Il y a trois ans, au moment de renouveler mon agrément d'évaluateur CMMI, j'avais choisi de continuer : la V3 sortait, le partenariat gardait du sens.
Cette fois, c'est stop.
Même s'il m'était possible de rempiler pour 3 ans, il fallait voir la réalité en face : que m'apportait cet agrément aujourd'hui ? Pas grand-chose. Et surtout, il devenait un frein pour envisager la suite.
Qu'on soit clair : je ne tourne pas le dos au modèle. Je l'ai pratiqué, j'ai aidé à le comprendre, j'ai accompagné sa mise en œuvre sur le terrain, je l'ai utilisé pour améliorer des situations délicates, j'ai permis à des organisations de démontrer la maturité de leurs pratiques... Tout ça, j'ai adoré le faire.

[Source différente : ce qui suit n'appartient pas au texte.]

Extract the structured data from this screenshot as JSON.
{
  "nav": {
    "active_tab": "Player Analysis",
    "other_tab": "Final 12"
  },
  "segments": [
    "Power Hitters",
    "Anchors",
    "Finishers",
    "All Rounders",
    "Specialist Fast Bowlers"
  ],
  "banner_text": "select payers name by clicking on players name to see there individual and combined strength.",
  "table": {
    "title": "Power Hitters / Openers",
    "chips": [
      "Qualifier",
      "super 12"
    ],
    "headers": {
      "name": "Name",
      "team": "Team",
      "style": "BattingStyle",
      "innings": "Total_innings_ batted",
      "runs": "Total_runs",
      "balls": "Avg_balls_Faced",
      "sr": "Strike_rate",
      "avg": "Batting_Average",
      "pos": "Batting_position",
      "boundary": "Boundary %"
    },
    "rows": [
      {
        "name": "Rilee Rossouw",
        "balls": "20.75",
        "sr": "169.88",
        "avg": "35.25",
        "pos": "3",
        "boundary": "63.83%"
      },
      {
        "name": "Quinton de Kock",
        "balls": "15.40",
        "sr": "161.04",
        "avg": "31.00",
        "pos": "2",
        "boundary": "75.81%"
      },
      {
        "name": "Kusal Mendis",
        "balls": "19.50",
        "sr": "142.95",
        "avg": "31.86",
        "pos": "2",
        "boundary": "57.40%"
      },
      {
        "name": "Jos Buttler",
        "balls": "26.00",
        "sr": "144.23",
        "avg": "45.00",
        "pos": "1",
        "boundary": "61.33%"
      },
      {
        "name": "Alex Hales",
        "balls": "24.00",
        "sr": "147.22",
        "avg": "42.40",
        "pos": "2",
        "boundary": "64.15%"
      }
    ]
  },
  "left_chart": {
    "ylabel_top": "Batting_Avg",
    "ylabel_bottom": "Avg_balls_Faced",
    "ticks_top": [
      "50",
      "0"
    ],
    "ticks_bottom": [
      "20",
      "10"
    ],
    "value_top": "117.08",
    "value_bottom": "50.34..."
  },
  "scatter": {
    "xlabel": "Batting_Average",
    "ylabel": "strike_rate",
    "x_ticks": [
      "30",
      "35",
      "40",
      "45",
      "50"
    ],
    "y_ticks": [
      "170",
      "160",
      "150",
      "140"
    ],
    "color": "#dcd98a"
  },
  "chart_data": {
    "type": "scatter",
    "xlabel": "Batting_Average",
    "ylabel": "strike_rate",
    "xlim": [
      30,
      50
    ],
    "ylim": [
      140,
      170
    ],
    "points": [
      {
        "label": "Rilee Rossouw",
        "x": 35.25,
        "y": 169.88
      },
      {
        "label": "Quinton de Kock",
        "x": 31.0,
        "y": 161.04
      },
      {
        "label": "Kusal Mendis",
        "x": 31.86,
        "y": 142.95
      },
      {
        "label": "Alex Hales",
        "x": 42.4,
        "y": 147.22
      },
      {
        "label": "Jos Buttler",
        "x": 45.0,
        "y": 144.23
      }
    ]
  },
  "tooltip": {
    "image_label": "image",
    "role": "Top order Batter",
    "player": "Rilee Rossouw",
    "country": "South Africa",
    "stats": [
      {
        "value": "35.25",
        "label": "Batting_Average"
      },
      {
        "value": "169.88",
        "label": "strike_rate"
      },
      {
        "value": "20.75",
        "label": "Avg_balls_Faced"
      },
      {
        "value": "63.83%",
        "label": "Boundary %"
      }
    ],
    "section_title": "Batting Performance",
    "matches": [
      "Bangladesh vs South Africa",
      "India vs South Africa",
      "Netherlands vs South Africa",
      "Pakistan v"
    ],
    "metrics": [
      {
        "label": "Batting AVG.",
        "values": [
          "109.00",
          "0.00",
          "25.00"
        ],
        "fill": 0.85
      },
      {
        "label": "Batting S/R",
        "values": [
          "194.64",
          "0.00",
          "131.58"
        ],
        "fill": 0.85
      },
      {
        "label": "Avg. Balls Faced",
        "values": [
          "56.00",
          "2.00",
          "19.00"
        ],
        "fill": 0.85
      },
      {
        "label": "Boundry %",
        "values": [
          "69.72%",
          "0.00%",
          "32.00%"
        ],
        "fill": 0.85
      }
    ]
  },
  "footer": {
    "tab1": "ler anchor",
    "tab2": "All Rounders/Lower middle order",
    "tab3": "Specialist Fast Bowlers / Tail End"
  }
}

Pourquoi s'être obstiné si longtemps ?
Lorsque j'ai découvert le CMM en 1998, la notion d'évaluation officielle était balbutiante, l'atteinte d'un niveau de maturité n'avait pas de date de péremption, le modèle était accessible gratuitement, les sponsors l'utilisaient pour rendre leurs équipes plus efficaces. Et surtout, il s'inscrivait dans une démarche d'amélioration pérenne, avec la volonté d'atteindre les hauts niveaux de maturité. Sans s'arrêter en chemin.
Cette première expérience m'a convaincu : ce modèle est solide, structurant, et permet de développer des produits et de fournir des services plus sereinement. Et lorsqu'il y a de la sérénité, les objectifs d'entreprise suivent.
Ce modèle fera partie de mon ADN professionnel jusqu'au bout.
Puis le développement des évaluations officielles a progressivement déplacé l'attention vers le résultat plutôt que vers la dynamique de progrès. Pour beaucoup, le CMMI est devenu une certification à obtenir davantage qu'un outil d'amélioration continue. L'évolution de son business model n'a fait que renforcer cette perception.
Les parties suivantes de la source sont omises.